After his studies, Worker joined Fonterra to work in its global trade and ingredients business units, leaving to complete an MBA before re-joining the company again in China. For over a decade he worked across marketing, sales, strategy and management positions, learning from “big food” and testing innovative solutions. While in Asia, Worker also helped to establish the New Zealand Business Roundtable in China and acted as a Global Shaper for the World Economic Forum.
Eventually, he caught the “technology and ventures bug”, which drove him toward the future-focused portfolio he has today. After taking up a role as a consultant for Impossible Foods, and leading the local launch of their plant-based meats, Worker founded Future Food Aotearoa. The non-profit brings together New Zealand’s leading food technology companies and entrepreneurial founders with the hopes of accelerating the industry in a sustainable direction.
The main thing Worker has learned from his time in the food business is that you can “design for serendipity” with the right mix of ingredients. “Lots of good energy and executable ideas come together when you put the right people in the right place at the right time,” he says. Collaboration remains at the core of his work – he sits across a portfolio of food tech companies, all of which are focused on creating “a more sustainable, decarbonised and nutritious food system”.
Since returning home from Hong Kong and China, Worker has moved to Queenstown and has taken on another role of which he is immensely proud: husband to his wife Elisa and father to two young multicultural children. Understanding culture and language has always been extremely important to him, shaping his values and ambitions. When asked about the people who have shaped and influenced him, whānau stand at the top of the list. “They have all been influential to me, emphasising education and public good,” he says.

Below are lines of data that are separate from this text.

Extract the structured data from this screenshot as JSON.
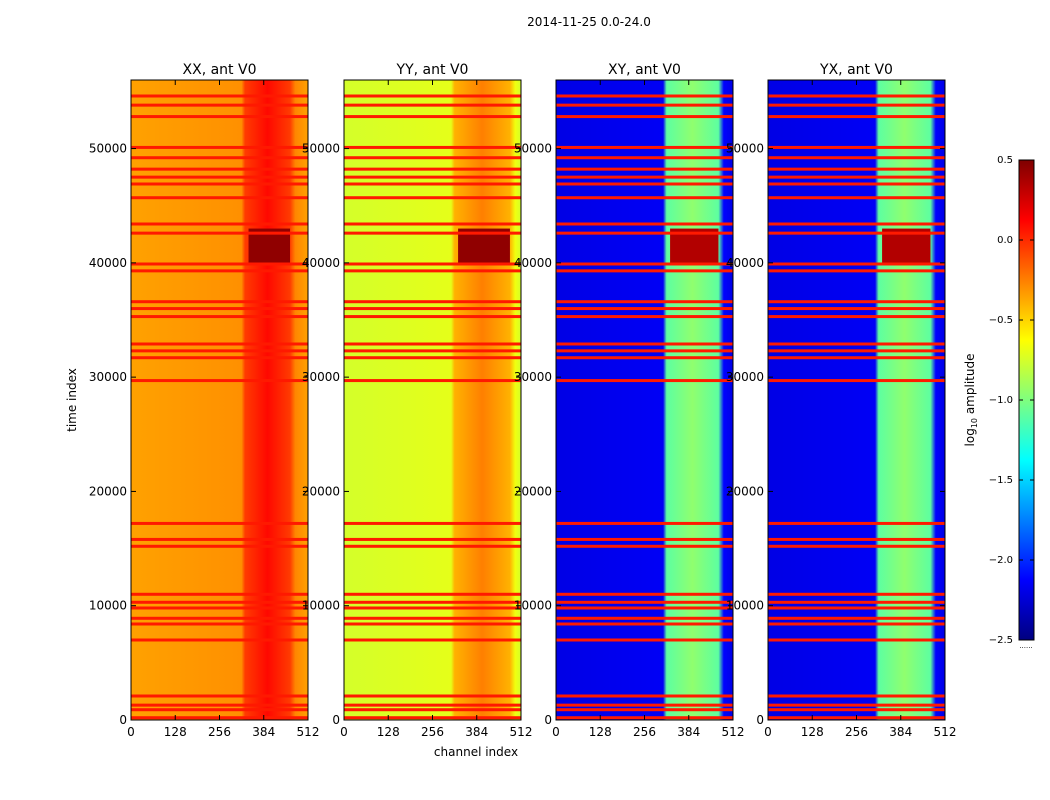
{
  "suptitle": "2014-11-25 0.0-24.0",
  "colorbar": {
    "label_prefix": "log",
    "label_sub": "10",
    "label_suffix": " amplitude",
    "range": [
      -2.5,
      0.5
    ],
    "ticks": [
      "0.5",
      "0.0",
      "−0.5",
      "−1.0",
      "−1.5",
      "−2.0",
      "−2.5"
    ],
    "tick_values": [
      0.5,
      0.0,
      -0.5,
      -1.0,
      -1.5,
      -2.0,
      -2.5
    ],
    "footnote": "......",
    "stops": [
      "#00007f",
      "#0000ff",
      "#007fff",
      "#00ffff",
      "#7fff7f",
      "#ffff00",
      "#ff7f00",
      "#ff0000",
      "#7f0000"
    ]
  },
  "chart_data": {
    "type": "heatmap",
    "xlabel": "channel index",
    "ylabel": "time index",
    "xlim": [
      0,
      512
    ],
    "ylim": [
      0,
      56000
    ],
    "x_ticks": [
      0,
      128,
      256,
      384,
      512
    ],
    "y_ticks": [
      0,
      10000,
      20000,
      30000,
      40000,
      50000
    ],
    "flagged_time_rows": [
      200,
      900,
      1300,
      2100,
      7000,
      8400,
      8900,
      9800,
      10300,
      11000,
      15200,
      15800,
      17200,
      29700,
      31700,
      32300,
      32900,
      35300,
      36000,
      36600,
      39300,
      39900,
      42600,
      43400,
      45700,
      46900,
      47500,
      48200,
      49200,
      50100,
      52800,
      53800,
      54600
    ],
    "panels": [
      {
        "title": "XX, ant V0",
        "base_log": -0.35,
        "band_channels": [
          330,
          460
        ],
        "band_log": -0.05,
        "hot_time_range": [
          40000,
          43000
        ],
        "hot_log": 0.45
      },
      {
        "title": "YY, ant V0",
        "base_log": -0.75,
        "band_channels": [
          320,
          480
        ],
        "band_log": -0.4,
        "hot_time_range": [
          40000,
          43000
        ],
        "hot_log": 0.45
      },
      {
        "title": "XY, ant V0",
        "base_log": -2.2,
        "band_channels": [
          320,
          470
        ],
        "band_log": -1.1,
        "hot_time_range": [
          40000,
          43000
        ],
        "hot_log": 0.35
      },
      {
        "title": "YX, ant V0",
        "base_log": -2.2,
        "band_channels": [
          320,
          470
        ],
        "band_log": -1.1,
        "hot_time_range": [
          40000,
          43000
        ],
        "hot_log": 0.35
      }
    ]
  }
}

Worker is now focused on enabling fellow food tech entrepreneurs and helping take New Zealand innovations further afield. That includes creating new sources of protein-rich nutrition from microalgae, transforming fruit waste from orchards into novel desserts, and supporting the development of relevant policy for local and central government. Importantly, he’s also learning how to grow seasonal fruits and veggies with the kids in Glenorchy.